The dialog of the game is partially voiced, including for your main character, Daryon. It’s not… excellent. Not all of it at least. Daryon’s voice has grown on me, and some of the others aren’t too bad, either.
But it’s worth bearing in mind that this was not a game developed with the aid of a near unlimited budget. It was rather built up by a rather small indie studio. That the game looks and sounds as well as it does should probably be taken as something of a miracle. But it still could be a little jarring initially. The character models seem just ever so slightly off, particularly faces.
Combat animations, so far, are also on the very basic side, although I will at the very least concede that for a game of this scope, I’m so early in that I cannot really say how this might end up. There are signs, through the spells that I have already socketed via the gems to my characters, that this might be only a short-term problem.
I would say that if you’re already a fan of the genre, then you’re going to be in for a good time here. Well worth making March’s Humble Choice bundle a grab.

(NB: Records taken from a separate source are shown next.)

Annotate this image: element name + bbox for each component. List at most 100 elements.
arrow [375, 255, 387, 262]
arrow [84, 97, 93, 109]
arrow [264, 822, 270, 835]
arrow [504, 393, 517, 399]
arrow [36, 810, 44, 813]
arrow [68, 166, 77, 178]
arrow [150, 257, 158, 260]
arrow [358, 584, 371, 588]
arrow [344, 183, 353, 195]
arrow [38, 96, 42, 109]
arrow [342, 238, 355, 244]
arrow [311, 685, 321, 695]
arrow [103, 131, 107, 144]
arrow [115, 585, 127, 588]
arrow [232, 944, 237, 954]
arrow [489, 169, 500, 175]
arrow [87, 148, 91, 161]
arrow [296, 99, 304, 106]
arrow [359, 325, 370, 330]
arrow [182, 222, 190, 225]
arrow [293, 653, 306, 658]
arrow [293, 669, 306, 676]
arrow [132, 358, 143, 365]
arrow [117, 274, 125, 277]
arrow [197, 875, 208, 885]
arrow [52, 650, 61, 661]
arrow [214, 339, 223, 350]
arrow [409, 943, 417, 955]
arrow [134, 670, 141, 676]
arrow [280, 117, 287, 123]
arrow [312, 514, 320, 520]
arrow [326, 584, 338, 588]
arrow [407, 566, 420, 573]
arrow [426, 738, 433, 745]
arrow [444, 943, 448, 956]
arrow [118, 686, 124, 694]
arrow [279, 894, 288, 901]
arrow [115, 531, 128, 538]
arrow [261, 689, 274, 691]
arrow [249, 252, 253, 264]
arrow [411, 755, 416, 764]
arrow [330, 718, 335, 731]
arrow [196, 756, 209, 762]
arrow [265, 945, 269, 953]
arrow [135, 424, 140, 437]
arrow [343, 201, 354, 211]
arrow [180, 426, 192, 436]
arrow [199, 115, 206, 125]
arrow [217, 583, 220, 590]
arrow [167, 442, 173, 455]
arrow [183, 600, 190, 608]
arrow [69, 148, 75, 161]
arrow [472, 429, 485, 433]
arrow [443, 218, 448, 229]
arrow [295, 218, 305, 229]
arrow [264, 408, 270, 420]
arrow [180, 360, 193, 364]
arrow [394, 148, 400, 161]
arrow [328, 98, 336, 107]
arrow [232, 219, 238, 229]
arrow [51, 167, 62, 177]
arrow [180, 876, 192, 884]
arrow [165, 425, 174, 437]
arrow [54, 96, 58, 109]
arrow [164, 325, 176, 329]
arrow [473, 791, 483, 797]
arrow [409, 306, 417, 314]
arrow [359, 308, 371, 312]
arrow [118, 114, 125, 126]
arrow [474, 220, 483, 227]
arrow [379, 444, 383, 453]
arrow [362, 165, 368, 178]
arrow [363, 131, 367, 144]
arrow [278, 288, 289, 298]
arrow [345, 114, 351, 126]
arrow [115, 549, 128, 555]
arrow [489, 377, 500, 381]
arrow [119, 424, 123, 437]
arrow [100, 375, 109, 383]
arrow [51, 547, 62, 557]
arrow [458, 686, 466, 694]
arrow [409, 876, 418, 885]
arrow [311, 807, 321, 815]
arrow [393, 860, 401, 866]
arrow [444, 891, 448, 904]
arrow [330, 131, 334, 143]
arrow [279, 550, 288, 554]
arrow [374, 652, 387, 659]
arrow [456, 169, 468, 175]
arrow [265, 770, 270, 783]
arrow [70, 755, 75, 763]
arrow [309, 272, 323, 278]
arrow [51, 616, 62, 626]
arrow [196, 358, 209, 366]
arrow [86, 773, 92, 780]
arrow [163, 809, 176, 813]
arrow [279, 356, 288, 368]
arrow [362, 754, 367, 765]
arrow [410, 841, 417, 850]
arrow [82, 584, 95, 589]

Hell, if you miss it — Edge of Eternity is not too expensive in its own right, and would support the developers that extra little bit to grab it more directly.
But if you’re not already a fan, if you’ve bounced off these types of games in the past… Don’t expect it to change your mind.
The game is all about the comfy cadence of moving around the world, leaving a swath of death in your wake, before finally working your way toward the next big story beat or boss as the main reward for the time spent so far, all the while moving from youngsters with barely an ounce of power to… well, still youngsters, but with the power to test the gods themselves.